Introduction: Short stature (SS), defined as height more than 2 standard deviation scores (SDS) below the mean, affects ~2% of UK children and accounts for ~50% of referrals to paediatric endocrine clinics. Over 80% of children with SS remain undiagnosed, resulting in repeated investigations, delayed management, and significant anxiety for families and clinicians. This highlights the urgent need for advanced genetic diagnostics to enable early diagnosis, personalised management, and improved clinical outcomes. Height is a highly heritable trait (80-90%). Recent trans-ancestry genome-wide association studies have identified over 12,000 common variants accounting for ~40% of height variance. SS may be due to a rare monogenic disorder or a high burden of common variants associated with short height. Current diagnostic strategies target monogenic causes but cannot distinguish these from polygenic ones. We hypothesised that a polygenic prediction model could help discriminate monogenic from polygenic SS and improve diagnostic pathways.

Methods: We analysed a sub-cohort (n = 161) from our Genetic Research Analysing Short Patients (GRASP) study, including monogenic diagnoses (n = 81), variants of uncertain significance (VUS) (n = 23), and undiagnosed (n = 57) individuals. SNP array genotyping was performed, and polygenic scores for height were calculated using >12,000 trans-ancestry GWAS variants. These scores were regressed against measured height SDS using simulated reference data (n = 10,000). Deviation from genetically predicted height was defined as a residual >2 and Mahalanobis P < 0.001.

Results: Eighty individuals deviated significantly from their polygenic height prediction suggesting a likely monogenic cause. Of these, 48 had confirmed monogenic diagnoses, 11 had putative monogenic causes (VUS), and 21 were undiagnosed. The greatest deviations were found in the most severe SS individuals with known pathogenic variants in GHR (Laron syndrome), CCDC8 (3M syndrome), and BLM (Bloom syndrome), supporting the model’s ability to discriminate ‘true’ monogenic SS.
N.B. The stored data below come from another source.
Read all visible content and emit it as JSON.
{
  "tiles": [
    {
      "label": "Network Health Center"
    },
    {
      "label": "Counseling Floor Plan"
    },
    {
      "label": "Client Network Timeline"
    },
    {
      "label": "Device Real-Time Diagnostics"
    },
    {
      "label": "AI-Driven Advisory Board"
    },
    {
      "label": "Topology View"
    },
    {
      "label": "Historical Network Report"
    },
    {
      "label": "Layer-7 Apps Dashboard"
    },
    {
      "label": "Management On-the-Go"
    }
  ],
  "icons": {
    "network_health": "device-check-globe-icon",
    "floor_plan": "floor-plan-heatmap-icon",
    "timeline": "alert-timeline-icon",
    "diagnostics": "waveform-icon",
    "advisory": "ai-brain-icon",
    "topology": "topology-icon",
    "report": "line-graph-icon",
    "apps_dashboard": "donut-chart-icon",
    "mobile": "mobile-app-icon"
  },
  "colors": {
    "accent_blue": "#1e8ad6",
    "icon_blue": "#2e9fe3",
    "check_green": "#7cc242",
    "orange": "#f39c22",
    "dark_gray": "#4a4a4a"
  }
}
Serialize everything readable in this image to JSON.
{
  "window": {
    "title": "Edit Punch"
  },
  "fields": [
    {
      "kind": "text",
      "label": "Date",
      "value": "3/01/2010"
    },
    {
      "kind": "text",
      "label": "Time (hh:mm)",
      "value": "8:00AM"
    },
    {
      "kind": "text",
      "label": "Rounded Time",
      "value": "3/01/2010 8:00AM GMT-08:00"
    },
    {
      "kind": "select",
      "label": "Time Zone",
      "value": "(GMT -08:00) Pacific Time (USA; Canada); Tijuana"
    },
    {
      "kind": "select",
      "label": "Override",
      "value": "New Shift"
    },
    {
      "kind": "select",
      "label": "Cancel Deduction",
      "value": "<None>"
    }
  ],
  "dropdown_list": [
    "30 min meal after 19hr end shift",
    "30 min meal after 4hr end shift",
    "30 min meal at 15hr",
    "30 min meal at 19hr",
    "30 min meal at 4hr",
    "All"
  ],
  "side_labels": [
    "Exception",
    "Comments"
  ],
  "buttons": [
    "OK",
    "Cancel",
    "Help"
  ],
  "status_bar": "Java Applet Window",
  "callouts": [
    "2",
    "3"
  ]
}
Conclusion: Our approach may prioritise cases for advanced sequencing, reduce unnecessary investigation in polygenic cases, and support earlier, equitable precision care in SS. Genome-wide SNP testing is also cost-effective (£30-40 per patient) compared to ~£2,000 for comprehensive NHS genetic testing. Integration of polygenic scores into diagnostics represents a clinically actionable advancement in paediatric endocrine genomics and contribute to broader implementation in precision medicine.